Editor's note: Associate Conference Minister Andy Gustafson is on sabbatical, traveling across the country. He will be visiting United Church of Christ Justice and Witness immersion centers and mission sites and blogging about what he sees. His posts about those sites will be posted here on macucc.org. His full travel blog is here: http://travelblogs.mapquest.com/32860/changing-lives-tour.
The eye of hurricane Sandy passed over Margate, a resort community just south of Atlantic City, sparing it the level of devastation further up the coast. However flooding was widespread and many homes were flooded. The activity on the boardwalks gives the impression that everything is back to normal, but a drive down side streets reveals homes with dumpsters out front and piles of moldy sheetrock on the porch. Margate Community Church was spared any flooding damage (its steeple is damaged and a cross which topped it came off in the storm and fell through their roof). There are still members who have yet to return to their homes. Anger at Sandy has now shifted towards anger at the slow bureaucratic response and endless red tape. Ironically, those who defied the evacuation order were able to immediately begin to dry out their homes once the storm passed, mitigating further damage. Those who had evacuated were not allowed back for a week, and during that time mold grew, sheetrock was soaked and even more damage was done to their homes. Immediately following the hurricane the church served meals, provided clothing and food. It has been a place members affected by the disaster have found both emotional and tangible support.
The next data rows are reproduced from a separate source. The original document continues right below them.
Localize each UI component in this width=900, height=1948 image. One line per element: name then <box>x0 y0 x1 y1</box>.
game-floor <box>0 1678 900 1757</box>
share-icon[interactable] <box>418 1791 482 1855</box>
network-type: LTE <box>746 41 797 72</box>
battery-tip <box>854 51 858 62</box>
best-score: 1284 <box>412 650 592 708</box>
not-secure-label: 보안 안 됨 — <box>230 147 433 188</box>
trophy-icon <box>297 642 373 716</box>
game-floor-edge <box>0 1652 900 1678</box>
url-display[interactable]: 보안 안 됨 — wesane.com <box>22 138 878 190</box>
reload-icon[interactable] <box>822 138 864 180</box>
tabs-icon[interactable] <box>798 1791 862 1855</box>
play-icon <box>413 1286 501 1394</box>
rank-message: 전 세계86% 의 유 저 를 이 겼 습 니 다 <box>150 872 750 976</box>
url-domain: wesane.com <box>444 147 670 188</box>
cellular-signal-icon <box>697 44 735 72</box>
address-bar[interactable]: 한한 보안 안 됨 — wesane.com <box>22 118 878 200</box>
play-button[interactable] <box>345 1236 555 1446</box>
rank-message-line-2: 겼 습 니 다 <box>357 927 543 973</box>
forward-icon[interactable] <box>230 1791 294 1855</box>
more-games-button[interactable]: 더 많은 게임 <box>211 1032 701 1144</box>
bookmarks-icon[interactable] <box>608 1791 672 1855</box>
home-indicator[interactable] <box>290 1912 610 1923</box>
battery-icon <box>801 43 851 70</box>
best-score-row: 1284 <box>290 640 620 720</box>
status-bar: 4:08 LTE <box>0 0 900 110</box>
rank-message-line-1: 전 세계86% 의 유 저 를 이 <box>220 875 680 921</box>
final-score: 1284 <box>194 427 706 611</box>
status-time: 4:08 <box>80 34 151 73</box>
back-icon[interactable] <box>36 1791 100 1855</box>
After worship on Sunday, I had the privilege to sit down with pastor David Fleming and a number of church members involved in disaster recovery. For seven years teams from the Margate Community Church in New Jersey had gone on mission trips arranged through the United Church of Christ disaster ministries. Travelling to New Orleans, Alabama, and Texas they helped local communities recover from devastating disasters. Now these same people are the ones hosting mission teams to help in the post-Hurricane Sandy recovery in their own community. With financial help and advice from the United Church of Christ and other churches, they have almost completed renovations to host groups of up to 18 people each. The experience they had has well prepared them for this work. They know first hand what visiting mission teams need. Work teams staying at Margate will find new showers, a recreation room and comfortable surroundings. The church expects to be ready to accept teams by mid-June. Teams can expect to work either in Margate, or further up the coast into Atlantic City.